Suppose a factory is in a country with the following law: Every worker must work every day, unless it is the birthday of one of the workers. In this case, everybody has the day off. How many people should you hire in order to maximize the expected number of man-days worked every year?

Naturally, if there is only a single person he will certainly work 364 days (D-1) a year. If there are two, they are likely to have different birthdays and so each will work 363 days a year (D-2), giving a total of 726 days.

The expected number of man days worked will be the number of people, n, multiplied by the expected number of non-birthdays. The number of non-birthdays is just D – e(n). Thus we are trying to maximise the following:

W(n) = n(D-e(n)) = nD\phi^n

Considering n as a real number instead of an integer, one can find that the function W has a maximum at n = -1/\log\phi = -1/\log(1-1/D) \approx D - 0.5. Thus the maximum must be around this, and so for all but the smallest D (where the approximation is not valid), the maximum will be either D-1 or D.

In fact, it is easily seen that W(D) = W(D-1). It follows that one should employee either D or D-1 people. Since you will probably have to pay these workers, it is better to go for the D-1 people.

A simple change of this problem is to consider that for each man-day of work in the factory, you earn £a. However, you must pay each worker £y per year. Then instead you are maximising the yearly income of:

V(n) =anD\phi^n - ny

The derivative of this is V'(n) = aD\phi^n + a D n \phi^n \log \phi - y. Hence if V'(n) = 0 we must have:

y/aD = \phi^n(1+n \log \phi) = e^{n \log \phi} ( 1 + n \log\phi )

Define w = 1 + n\log\phi so that:

y/aD = w e^{w-1}

And so we have that:

ey/aD = w e^{w}

Let us note that y/aD is the ratio between what you pay the worker per year, and what he earns for you per year if he were to work every day. Let us call this ratio P.

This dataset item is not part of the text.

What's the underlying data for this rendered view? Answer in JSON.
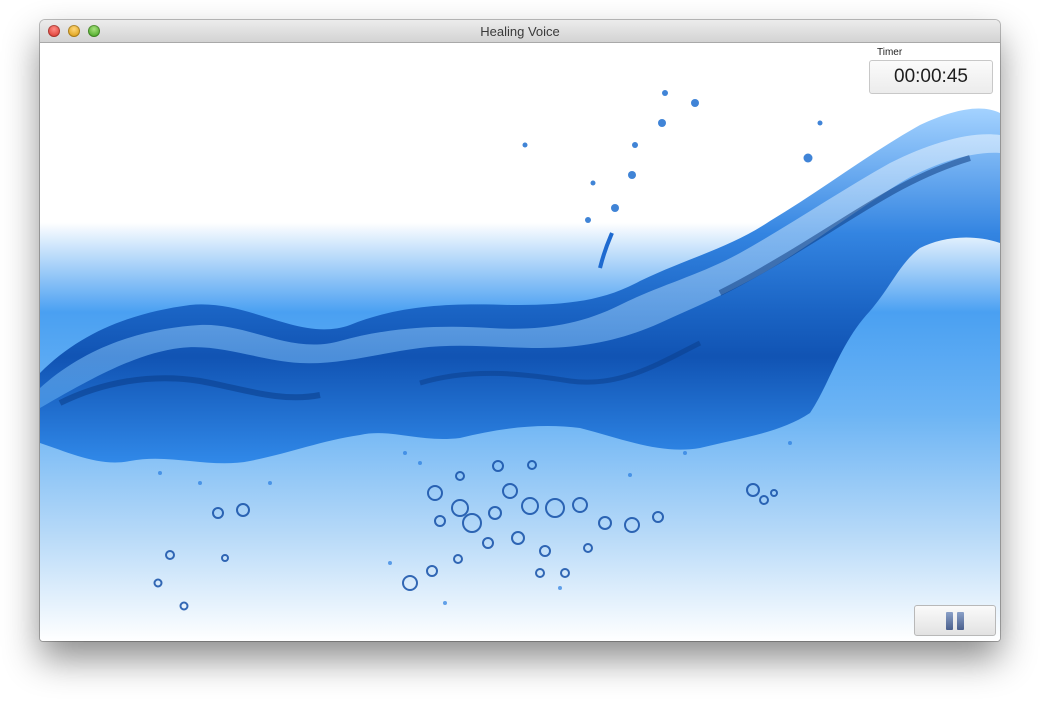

Note that when z is positive, the equation z = w e^w always has a unique solution. The function which takes z to w is called the ‘Lambert W Function‘. Hence we have that:

W(eP) = W(ey/aD) = w = 1 + n\log\phi

It follows that:

n = (W(eP)-1)/\log\phi

As P will be small, and in particular less than 1, an approximation of the Lambert W function may be useful. We will use the Taylor Series approximation W(x) \approx x-x^2+3x^3/2 - 8x^4/3. Along with the usual log approximation, this gives:

n \approx D-\frac{e y}{a}+\frac{e^2 y^2}{a^2 D}-\frac{3 e^3 y^3}{2 a^3 D^2}+\frac{8 e^4 y^4}{3 a^4 D^3}

Or, in terms of P,

n \approx \frac{1}{6} D \left(6-6 e P+6 e^2 P^2-9 e^3 P^3+16 e^4 P^4\right)

For instance, suppose that I pay my workers £18,000 per year. They generate about £350 in profit for me each day they work. They work every day, except for when one of them has a birthday. By evaluating the W function exactly, I find out that the maximum expected profit is when there are around 260 workers. The approximation yields 269 workers. If the profit they generate per day were to be decreased to £75 then the approximation is completely inaccurate. Whilst I should only employee 72 people, the approximation gives over 7,000!

Three Birthdays On The Same Day

At the company I work at, which has about 35 members of staff, it was discovered that three people have the same birthday. The so-called ‘Birthday Paradox‘ tells us that two people having a birthday on the same day is much more likely than one would imagine, so it is interesting to calculate the probability that three people have the same birthday.

Let us suppose that there are N members of staff. Let our probability space be the set of N-tuples of integers between 1 and 365 (inclusive). There are 365^N elements in this probability space.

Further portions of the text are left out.